Il y a au moins dix-huit siècles, Patanjali dans ses Yoga sutra considérait qu’aparigraha (littéralement : la non-convoitise) était une des conditions sine qua non de la bonne pratique du yoga. Pour leur propre bien, il enseignait à ses disciples de ne pas accepter plus que ce qui était nécessaire à leur subsistance…
Le 16 septembre de cette année, le regretté André Gorz rendait public un texte* dans lequel il disait notamment:
« Produire ce que nous consommons et consommer ce que nous production est la voie royale de la sortie du marché. Elle nous permet de nous demander de quoi nous avons réellement besoin, en
quantité et en qualité, et de redéfinir par concertation, compte tenu de l’environnement et des ressources à ménager, la norme du suffisant que l’économie de marché a tout fait pour abolir.

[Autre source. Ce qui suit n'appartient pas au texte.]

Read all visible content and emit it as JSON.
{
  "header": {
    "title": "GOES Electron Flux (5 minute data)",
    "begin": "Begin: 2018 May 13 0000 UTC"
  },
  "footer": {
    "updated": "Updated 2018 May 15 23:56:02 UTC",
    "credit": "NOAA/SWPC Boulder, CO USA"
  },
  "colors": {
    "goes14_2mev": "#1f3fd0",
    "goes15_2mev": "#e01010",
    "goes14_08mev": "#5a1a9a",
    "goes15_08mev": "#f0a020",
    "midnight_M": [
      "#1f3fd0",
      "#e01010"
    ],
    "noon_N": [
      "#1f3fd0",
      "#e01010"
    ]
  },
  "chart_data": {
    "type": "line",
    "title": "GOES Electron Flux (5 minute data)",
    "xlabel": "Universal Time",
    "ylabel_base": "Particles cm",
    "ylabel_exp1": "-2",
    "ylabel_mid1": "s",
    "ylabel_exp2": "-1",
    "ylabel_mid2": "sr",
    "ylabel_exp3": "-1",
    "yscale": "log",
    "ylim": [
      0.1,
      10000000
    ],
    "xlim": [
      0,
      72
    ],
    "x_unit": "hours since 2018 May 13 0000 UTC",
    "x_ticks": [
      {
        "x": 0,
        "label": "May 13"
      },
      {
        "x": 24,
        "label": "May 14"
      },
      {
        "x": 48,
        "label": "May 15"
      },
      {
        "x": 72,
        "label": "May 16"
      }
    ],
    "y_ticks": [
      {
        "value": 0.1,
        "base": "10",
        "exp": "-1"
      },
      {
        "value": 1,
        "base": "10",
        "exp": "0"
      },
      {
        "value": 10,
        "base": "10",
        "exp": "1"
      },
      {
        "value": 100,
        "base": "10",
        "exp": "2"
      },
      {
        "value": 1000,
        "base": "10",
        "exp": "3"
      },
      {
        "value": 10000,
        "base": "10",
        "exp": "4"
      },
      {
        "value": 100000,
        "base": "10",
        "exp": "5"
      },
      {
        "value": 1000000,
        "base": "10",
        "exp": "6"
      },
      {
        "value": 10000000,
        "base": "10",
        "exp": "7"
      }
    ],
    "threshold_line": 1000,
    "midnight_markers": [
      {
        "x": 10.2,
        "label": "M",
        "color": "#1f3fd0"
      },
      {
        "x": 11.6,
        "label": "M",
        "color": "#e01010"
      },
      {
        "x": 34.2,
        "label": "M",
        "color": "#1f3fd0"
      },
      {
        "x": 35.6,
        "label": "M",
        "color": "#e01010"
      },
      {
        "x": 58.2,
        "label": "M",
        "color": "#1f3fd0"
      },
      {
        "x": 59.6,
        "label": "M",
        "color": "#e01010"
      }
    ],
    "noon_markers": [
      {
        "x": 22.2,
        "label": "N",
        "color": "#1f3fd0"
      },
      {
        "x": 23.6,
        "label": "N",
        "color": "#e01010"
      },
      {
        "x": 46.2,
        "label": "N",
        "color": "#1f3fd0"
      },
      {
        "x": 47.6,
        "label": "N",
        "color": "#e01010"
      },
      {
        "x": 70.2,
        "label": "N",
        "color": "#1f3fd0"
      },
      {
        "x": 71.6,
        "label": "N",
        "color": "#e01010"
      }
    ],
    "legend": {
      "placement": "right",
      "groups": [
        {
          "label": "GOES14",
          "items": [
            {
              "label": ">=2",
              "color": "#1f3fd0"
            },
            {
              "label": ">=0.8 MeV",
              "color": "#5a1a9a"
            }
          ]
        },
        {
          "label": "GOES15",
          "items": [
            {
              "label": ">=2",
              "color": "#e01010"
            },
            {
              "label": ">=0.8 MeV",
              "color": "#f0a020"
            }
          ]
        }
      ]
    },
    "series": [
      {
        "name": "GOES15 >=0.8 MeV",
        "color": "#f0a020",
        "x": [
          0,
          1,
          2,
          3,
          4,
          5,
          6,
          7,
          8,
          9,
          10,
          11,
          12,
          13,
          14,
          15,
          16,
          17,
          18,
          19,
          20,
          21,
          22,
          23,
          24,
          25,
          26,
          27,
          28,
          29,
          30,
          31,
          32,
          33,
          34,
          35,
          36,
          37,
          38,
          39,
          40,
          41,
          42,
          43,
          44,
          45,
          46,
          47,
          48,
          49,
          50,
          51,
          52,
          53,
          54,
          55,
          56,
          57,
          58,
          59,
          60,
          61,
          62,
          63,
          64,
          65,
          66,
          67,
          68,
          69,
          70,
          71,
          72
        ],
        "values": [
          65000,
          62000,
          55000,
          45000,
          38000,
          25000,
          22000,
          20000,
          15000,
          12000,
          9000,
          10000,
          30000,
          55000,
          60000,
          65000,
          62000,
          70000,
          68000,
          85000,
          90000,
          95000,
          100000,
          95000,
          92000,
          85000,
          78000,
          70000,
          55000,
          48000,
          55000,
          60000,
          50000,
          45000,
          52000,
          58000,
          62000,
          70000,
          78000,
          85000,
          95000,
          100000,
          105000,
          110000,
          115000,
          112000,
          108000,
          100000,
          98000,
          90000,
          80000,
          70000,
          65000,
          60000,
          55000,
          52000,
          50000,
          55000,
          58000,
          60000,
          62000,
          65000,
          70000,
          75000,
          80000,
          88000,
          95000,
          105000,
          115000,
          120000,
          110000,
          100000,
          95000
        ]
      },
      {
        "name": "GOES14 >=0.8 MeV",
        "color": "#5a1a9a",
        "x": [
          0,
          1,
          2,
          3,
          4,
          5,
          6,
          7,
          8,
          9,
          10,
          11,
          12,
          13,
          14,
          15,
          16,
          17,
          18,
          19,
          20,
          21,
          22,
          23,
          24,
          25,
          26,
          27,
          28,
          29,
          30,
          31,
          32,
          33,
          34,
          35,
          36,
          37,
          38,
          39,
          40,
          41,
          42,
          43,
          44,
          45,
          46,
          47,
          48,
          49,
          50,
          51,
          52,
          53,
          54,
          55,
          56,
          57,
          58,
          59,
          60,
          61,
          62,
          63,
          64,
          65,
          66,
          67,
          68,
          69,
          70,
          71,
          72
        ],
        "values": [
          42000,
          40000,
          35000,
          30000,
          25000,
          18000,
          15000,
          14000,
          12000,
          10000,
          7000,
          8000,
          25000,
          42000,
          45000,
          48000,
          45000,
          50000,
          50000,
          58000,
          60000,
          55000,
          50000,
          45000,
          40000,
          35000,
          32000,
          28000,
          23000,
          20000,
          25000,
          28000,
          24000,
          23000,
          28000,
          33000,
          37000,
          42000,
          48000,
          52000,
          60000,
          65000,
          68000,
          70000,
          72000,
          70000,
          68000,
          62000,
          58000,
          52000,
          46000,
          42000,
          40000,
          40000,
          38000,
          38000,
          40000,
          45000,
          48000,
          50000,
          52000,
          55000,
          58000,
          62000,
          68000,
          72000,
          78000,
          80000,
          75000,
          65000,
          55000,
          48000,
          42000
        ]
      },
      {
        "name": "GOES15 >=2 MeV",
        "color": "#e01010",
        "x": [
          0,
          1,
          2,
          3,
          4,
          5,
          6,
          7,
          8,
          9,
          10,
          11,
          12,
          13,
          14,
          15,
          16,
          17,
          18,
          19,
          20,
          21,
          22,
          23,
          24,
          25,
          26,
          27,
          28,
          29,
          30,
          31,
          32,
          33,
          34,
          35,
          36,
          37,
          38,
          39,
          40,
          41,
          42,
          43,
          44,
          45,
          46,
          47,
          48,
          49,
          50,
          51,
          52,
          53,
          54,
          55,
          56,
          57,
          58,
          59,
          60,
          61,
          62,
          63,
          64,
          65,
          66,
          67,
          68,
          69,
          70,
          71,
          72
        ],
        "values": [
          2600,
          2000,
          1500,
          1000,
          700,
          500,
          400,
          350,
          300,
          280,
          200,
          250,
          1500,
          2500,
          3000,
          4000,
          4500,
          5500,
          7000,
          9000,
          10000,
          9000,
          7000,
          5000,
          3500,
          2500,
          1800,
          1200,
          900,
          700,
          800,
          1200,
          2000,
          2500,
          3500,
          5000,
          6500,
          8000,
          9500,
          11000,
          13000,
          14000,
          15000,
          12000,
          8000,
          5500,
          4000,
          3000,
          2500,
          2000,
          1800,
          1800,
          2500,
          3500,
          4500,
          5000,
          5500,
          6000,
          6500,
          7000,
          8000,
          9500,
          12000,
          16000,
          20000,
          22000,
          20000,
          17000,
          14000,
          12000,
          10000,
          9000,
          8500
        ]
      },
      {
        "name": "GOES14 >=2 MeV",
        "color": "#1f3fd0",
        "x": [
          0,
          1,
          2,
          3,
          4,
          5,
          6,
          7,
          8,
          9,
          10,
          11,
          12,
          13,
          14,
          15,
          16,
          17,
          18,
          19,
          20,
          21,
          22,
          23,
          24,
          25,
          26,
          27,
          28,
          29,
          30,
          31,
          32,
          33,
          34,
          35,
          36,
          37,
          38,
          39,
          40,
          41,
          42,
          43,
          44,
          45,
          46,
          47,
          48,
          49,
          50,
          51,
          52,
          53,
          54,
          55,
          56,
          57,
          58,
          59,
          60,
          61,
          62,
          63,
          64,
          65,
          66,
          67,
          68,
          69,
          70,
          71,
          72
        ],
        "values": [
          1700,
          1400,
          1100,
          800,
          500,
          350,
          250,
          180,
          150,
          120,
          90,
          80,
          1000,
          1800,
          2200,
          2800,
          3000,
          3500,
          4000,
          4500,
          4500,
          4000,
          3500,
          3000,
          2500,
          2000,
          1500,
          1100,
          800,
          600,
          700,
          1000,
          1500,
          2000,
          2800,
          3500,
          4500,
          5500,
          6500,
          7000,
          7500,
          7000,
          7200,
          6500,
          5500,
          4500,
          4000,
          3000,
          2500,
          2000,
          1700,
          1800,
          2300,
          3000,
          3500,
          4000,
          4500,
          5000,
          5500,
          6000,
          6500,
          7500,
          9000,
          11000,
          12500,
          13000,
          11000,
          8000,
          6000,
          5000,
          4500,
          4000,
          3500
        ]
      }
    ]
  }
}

L’autoréduction de la consommation, son autolimitation - le self-restraint - et la possibilité de recouvrer le pouvoir sur notre façon de vivre passent par là. »
Patanjali ne l’avait-il pas déjà définie à la perfection, cette "norme du suffisant" évoquée par Gorz? Rien de neuf sous le soleil donc et je fais pour la ixième fois cette constatation
en espérant que le jury du Nobel de la paix va enfoncer encore un peu plus le clou de l'écologie dans quelques heures en couronnant enfin l'un ou l'autre nouvel apôtre du "self-restraint ". Maintenant il y a urgence…
*: Ce texte m'a été communiqué par Céleste que je remercie.